Let $\epsilon > 0$ and $d > 0$ be fixed. Prove that for $k \geq 2$, if $d \geq (1 + \epsilon)2k(\text{log} k + 1)$, then, $\lim\limits_{n \to \infty} \mathbb{P}\left[\text{G}\left(n,\frac{d}{n}\right) \text{ is $k$-colorable} \right] \to 0$.
I'm not sure I understand the statement. Wouldn't it be the case that as $n \to \infty$, $\frac{d}{n} \to 0$, the graph becomes more sparse, and thus easier to be properly $k$-colored? I'd like some hint if possible.
Whether the graph becomes "more sparse" or not is a question of how you measure sparseness; certainly the fraction $\frac{\text{total edges}}{\text{possible edges}}$ goes to $0$, but on the other hand, the average degree remains fixed at $d$. (Well, almost; if we were pickier, we'd set the edge probability to $\frac{d}{n-1}$, but asymptotically that's the same.)
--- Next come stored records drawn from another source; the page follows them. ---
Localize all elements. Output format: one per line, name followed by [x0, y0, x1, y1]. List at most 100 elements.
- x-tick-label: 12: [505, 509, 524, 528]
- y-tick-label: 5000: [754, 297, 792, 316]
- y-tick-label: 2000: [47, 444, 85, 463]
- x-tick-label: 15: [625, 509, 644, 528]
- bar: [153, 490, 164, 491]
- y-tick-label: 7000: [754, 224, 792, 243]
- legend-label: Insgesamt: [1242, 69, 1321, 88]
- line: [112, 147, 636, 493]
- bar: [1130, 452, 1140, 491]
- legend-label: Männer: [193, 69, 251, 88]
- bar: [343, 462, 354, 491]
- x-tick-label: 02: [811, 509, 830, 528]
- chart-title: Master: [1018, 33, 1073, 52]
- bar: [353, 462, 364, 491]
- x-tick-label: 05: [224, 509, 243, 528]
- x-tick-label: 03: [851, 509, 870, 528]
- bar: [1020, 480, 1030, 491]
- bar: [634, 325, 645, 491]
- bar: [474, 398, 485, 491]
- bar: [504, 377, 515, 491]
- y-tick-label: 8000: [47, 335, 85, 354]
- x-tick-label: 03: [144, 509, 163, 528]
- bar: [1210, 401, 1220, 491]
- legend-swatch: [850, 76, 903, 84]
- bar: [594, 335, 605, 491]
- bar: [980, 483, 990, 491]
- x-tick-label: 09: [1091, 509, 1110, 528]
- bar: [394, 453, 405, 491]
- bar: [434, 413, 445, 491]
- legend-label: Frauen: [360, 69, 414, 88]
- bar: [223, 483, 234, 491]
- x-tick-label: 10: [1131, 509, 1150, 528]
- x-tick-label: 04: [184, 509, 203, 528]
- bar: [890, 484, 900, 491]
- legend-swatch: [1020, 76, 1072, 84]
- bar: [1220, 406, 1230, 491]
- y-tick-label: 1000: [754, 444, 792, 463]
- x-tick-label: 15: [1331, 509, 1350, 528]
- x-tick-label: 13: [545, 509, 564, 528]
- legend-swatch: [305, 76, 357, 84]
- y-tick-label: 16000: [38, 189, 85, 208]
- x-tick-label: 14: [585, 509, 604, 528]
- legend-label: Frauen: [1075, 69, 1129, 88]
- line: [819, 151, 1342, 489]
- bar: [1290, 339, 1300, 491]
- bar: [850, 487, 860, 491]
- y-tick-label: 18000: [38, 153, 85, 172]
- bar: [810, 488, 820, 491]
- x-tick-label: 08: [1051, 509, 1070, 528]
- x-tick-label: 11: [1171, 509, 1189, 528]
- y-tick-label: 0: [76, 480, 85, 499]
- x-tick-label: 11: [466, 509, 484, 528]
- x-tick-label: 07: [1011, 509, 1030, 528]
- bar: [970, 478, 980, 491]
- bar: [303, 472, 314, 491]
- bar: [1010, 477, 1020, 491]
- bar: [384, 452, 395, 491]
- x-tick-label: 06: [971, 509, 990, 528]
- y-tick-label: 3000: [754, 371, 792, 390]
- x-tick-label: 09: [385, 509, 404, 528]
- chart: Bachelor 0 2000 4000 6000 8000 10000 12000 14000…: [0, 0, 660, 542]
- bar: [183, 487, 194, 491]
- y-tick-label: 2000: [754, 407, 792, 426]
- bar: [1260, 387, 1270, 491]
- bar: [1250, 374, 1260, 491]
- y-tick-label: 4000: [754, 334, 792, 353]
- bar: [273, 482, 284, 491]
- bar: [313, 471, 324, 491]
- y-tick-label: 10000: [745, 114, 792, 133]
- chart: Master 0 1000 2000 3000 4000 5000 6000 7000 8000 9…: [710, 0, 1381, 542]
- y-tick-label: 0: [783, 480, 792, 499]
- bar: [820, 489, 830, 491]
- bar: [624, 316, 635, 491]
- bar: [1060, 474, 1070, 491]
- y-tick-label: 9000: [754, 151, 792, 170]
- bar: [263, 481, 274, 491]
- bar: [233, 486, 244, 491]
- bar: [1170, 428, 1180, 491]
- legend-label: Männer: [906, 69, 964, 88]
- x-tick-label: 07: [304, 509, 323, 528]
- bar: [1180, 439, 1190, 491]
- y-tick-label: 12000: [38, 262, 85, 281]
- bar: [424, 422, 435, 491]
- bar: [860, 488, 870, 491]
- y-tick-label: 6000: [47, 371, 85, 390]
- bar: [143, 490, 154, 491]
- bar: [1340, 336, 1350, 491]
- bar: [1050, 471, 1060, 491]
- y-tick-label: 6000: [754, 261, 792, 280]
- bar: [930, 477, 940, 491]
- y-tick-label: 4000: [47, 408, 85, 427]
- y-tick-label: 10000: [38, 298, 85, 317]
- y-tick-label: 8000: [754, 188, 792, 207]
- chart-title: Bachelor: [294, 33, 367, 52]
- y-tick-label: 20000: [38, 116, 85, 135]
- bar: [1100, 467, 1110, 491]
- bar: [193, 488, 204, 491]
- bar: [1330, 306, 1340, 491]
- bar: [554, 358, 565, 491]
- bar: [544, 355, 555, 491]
The reason that the random graph has high chromatic number is the lower bound $$\chi(G) \ge \frac{n}{\alpha(G)}$$ which comes from the fact that every color class is an independent set, and therefore contains at most $\alpha(G)$ vertices. To color all $n$ vertices, we need at least $\frac{n}{\alpha(G)}$ colors.
Show that with high probability, $G(n, \frac dn)$ has no independent set of size $\frac nk$, and you'll have shown that with high probability, it's not $k$-colorable.